American motivational speaker, consultant, and HIV activist

Denise Stokes (born March 31, 1969) is an American HIV activist and consultant. She is best known for her role on the Presidential Advisory Council on HIV/AIDS and for her activism in support of her fellow HIV-positive individuals.

==Biography==
Stokes was born in Manhattan and raised in Atlanta, Georgia. At a young age, her goal was to study poetry at Harvard University or UCLA. At age 13, she was raped by a construction worker in Savannah, Georgia. At 16, she decided she wanted to join the U.S. military, but was turned away by the recruiter, who stated that she had contracted HIV and that she'd "die before you turn 21". At that time, she believed she had contracted the disease from her boyfriend, who was bisexual, but she later learned she had contracted the disease from when she was raped.

When she told her mother she was HIV-positive, she was forced out of the house to protect the rest of the family, and lived at a bowling alley for the remainder of her high school while working at a fast food restaurant.

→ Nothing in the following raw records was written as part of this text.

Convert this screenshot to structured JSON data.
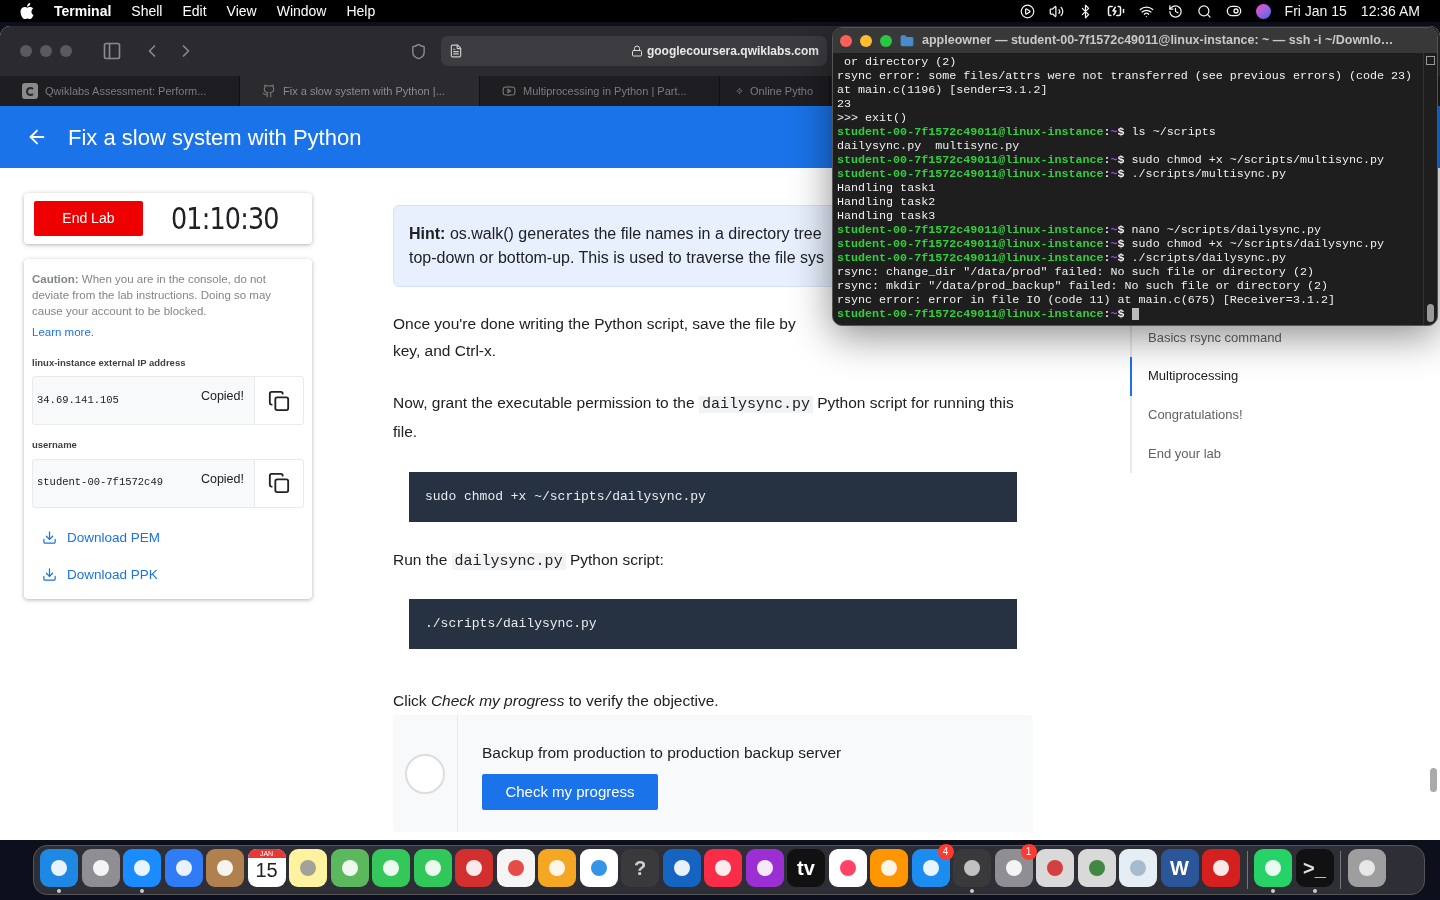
{
  "menu_bar": {
    "app": "Terminal",
    "items": [
      "Shell",
      "Edit",
      "View",
      "Window",
      "Help"
    ],
    "date": "Fri Jan 15",
    "time": "12:36 AM"
  },
  "browser": {
    "url": "googlecoursera.qwiklabs.com",
    "tabs": [
      {
        "title": "Qwiklabs Assessment: Perform...",
        "selected": false
      },
      {
        "title": "Fix a slow system with Python |...",
        "selected": true
      },
      {
        "title": "Multiprocessing in Python | Part...",
        "selected": false
      },
      {
        "title": "Online Pytho",
        "selected": false
      }
    ],
    "header_title": "Fix a slow system with Python"
  },
  "lab_panel": {
    "end_button": "End Lab",
    "timer": "01:10:30",
    "caution": "**Caution:** When you are in the console, do not deviate from the lab instructions. Doing so may cause your account to be blocked.",
    "learn_more": "Learn more.",
    "fields": [
      {
        "label": "linux-instance external IP address",
        "value": "34.69.141.105",
        "status": "Copied!"
      },
      {
        "label": "username",
        "value": "student-00-7f1572c49",
        "status": "Copied!"
      }
    ],
    "downloads": [
      "Download PEM",
      "Download PPK"
    ]
  },
  "content": {
    "hint_lines": [
      "**Hint:** os.walk() generates the file names in a directory tree",
      "top-down or bottom-up. This is used to traverse the file sys"
    ],
    "blocks": [
      {
        "kind": "lines",
        "lines": [
          "Once you're done writing the Python script, save the file by",
          "key, and Ctrl-x."
        ]
      },
      {
        "kind": "paragraph",
        "parts": [
          {
            "kind": "text",
            "text": "Now, grant the executable permission to the "
          },
          {
            "kind": "code",
            "text": "dailysync.py"
          },
          {
            "kind": "text",
            "text": " Python script for running this file."
          }
        ]
      },
      {
        "kind": "codeblock",
        "text": "sudo chmod +x ~/scripts/dailysync.py"
      },
      {
        "kind": "paragraph",
        "parts": [
          {
            "kind": "text",
            "text": "Run the "
          },
          {
            "kind": "code",
            "text": "dailysync.py"
          },
          {
            "kind": "text",
            "text": " Python script:"
          }
        ]
      },
      {
        "kind": "codeblock",
        "text": "./scripts/dailysync.py"
      },
      {
        "kind": "paragraph",
        "parts": [
          {
            "kind": "text",
            "text": "Click *Check my progress* to verify the objective."
          }
        ]
      }
    ],
    "progress": {
      "title": "Backup from production to production backup server",
      "button": "Check my progress",
      "done": false
    }
  },
  "toc": [
    {
      "label": "Basics rsync command",
      "selected": false
    },
    {
      "label": "Multiprocessing",
      "selected": true
    },
    {
      "label": "Congratulations!",
      "selected": false
    },
    {
      "label": "End your lab",
      "selected": false
    }
  ],
  "terminal": {
    "title": "appleowner — student-00-7f1572c49011@linux-instance: ~ — ssh -i ~/Downlo…",
    "lines": [
      {
        "kind": "output",
        "text": " or directory (2)"
      },
      {
        "kind": "output",
        "text": "rsync error: some files/attrs were not transferred (see previous errors) (code 23)"
      },
      {
        "kind": "output",
        "text": "at main.c(1196) [sender=3.1.2]"
      },
      {
        "kind": "output",
        "text": "23"
      },
      {
        "kind": "output",
        "text": ">>> exit()"
      },
      {
        "kind": "prompt",
        "host": "student-00-7f1572c49011@linux-instance",
        "sep": ":",
        "dir": "~",
        "sign": "$",
        "command": "ls ~/scripts",
        "cursor": false
      },
      {
        "kind": "output",
        "text": "dailysync.py  multisync.py"
      },
      {
        "kind": "prompt",
        "host": "student-00-7f1572c49011@linux-instance",
        "sep": ":",
        "dir": "~",
        "sign": "$",
        "command": "sudo chmod +x ~/scripts/multisync.py",
        "cursor": false
      },
      {
        "kind": "prompt",
        "host": "student-00-7f1572c49011@linux-instance",
        "sep": ":",
        "dir": "~",
        "sign": "$",
        "command": "./scripts/multisync.py",
        "cursor": false
      },
      {
        "kind": "output",
        "text": "Handling task1"
      },
      {
        "kind": "output",
        "text": "Handling task2"
      },
      {
        "kind": "output",
        "text": "Handling task3"
      },
      {
        "kind": "prompt",
        "host": "student-00-7f1572c49011@linux-instance",
        "sep": ":",
        "dir": "~",
        "sign": "$",
        "command": "nano ~/scripts/dailysync.py",
        "cursor": false
      },
      {
        "kind": "prompt",
        "host": "student-00-7f1572c49011@linux-instance",
        "sep": ":",
        "dir": "~",
        "sign": "$",
        "command": "sudo chmod +x ~/scripts/dailysync.py",
        "cursor": false
      },
      {
        "kind": "prompt",
        "host": "student-00-7f1572c49011@linux-instance",
        "sep": ":",
        "dir": "~",
        "sign": "$",
        "command": "./scripts/dailysync.py",
        "cursor": false
      },
      {
        "kind": "output",
        "text": "rsync: change_dir \"/data/prod\" failed: No such file or directory (2)"
      },
      {
        "kind": "output",
        "text": "rsync: mkdir \"/data/prod_backup\" failed: No such file or directory (2)"
      },
      {
        "kind": "output",
        "text": "rsync error: error in file IO (code 11) at main.c(675) [Receiver=3.1.2]"
      },
      {
        "kind": "prompt",
        "host": "student-00-7f1572c49011@linux-instance",
        "sep": ":",
        "dir": "~",
        "sign": "$",
        "cursor": true
      }
    ]
  },
  "dock": [
    {
      "kind": "app",
      "running": true
    },
    {
      "kind": "app",
      "running": false
    },
    {
      "kind": "app",
      "running": true
    },
    {
      "kind": "app",
      "running": false
    },
    {
      "kind": "app",
      "running": false
    },
    {
      "kind": "calendar",
      "month": "JAN",
      "day": "15",
      "running": false
    },
    {
      "kind": "app",
      "running": false
    },
    {
      "kind": "app",
      "running": false
    },
    {
      "kind": "app",
      "running": false
    },
    {
      "kind": "app",
      "running": false
    },
    {
      "kind": "app",
      "running": false
    },
    {
      "kind": "app",
      "running": false
    },
    {
      "kind": "app",
      "running": false
    },
    {
      "kind": "app",
      "running": false
    },
    {
      "kind": "glyph",
      "text": "?",
      "running": false
    },
    {
      "kind": "app",
      "running": false
    },
    {
      "kind": "app",
      "running": false
    },
    {
      "kind": "app",
      "running": false
    },
    {
      "kind": "glyph",
      "text": "tv",
      "running": false
    },
    {
      "kind": "app",
      "running": false
    },
    {
      "kind": "app",
      "running": false
    },
    {
      "kind": "app",
      "running": false,
      "badge": "4"
    },
    {
      "kind": "app",
      "running": true
    },
    {
      "kind": "app",
      "running": false,
      "badge": "1"
    },
    {
      "kind": "app",
      "running": false
    },
    {
      "kind": "app",
      "running": false
    },
    {
      "kind": "app",
      "running": false
    },
    {
      "kind": "glyph",
      "text": "W",
      "running": false
    },
    {
      "kind": "app",
      "running": false
    },
    {
      "kind": "separator"
    },
    {
      "kind": "app",
      "running": true
    },
    {
      "kind": "glyph",
      "text": ">_",
      "running": true
    },
    {
      "kind": "separator"
    },
    {
      "kind": "app",
      "running": false
    }
  ]
}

She slowly began becoming addicted to drugs, first alcohol, then cannabis, and eventually crack cocaine. She swapped sex for drugs, and while she did use condoms, she did not inform her partners that she was positive for HIV. The one time she did disclose it, to a man trying to force himself on her, he broke her jaw. She also worked many jobs, including selling life insurance. She started checking herself into drug treatment facilities after being harassed by a group of teenage drug dealers. She subsequently worked with an AIDS-supporting nonprofit to do outreach work. She has recounted doctors misprescribing her with a medication that caused skin lesions and being required to wait outside in line for hours for medication, collapsing in her own urine, while hospital employees stepped over her.

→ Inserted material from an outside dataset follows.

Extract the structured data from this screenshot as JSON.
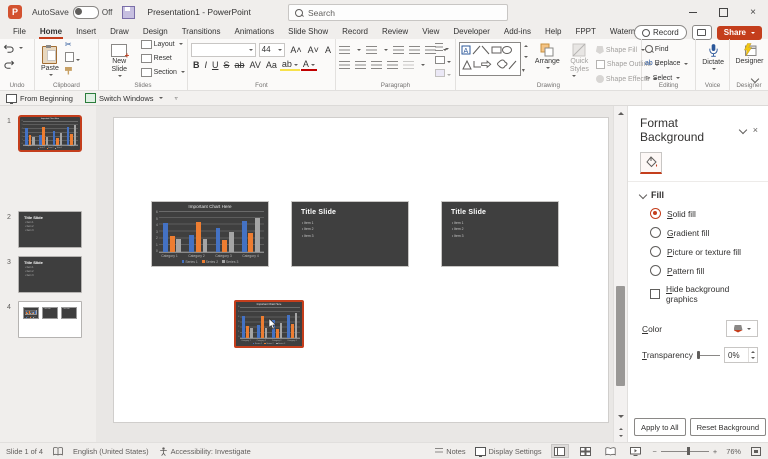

During the Clinton administration, she served on the Presidential Advisory Council on HIV/AIDS, where she gave a speech at announcing of the HIV/AIDS Initiative for Minority Communities and was acknowledged by President Bill Clinton. She also featured in the government campaign to promote the use of condoms, starring in two ads.

She spoke at the 2004 Democratic National Convention, where her speech focused on AIDS issues. She spoke between Governor Kathleen Sebelius and Mayor Don Plusquellic.

She is also a frequent public speaker. She served as a spokesperson for the Rap it Up campaign for condoms, and contributed to James Adler's Memento Mori.

She released a spoken-word poem CD, The Glass Staircase, on her birthday March 31, 2002. She is also the author of a memoir, From The Crack House To The White House.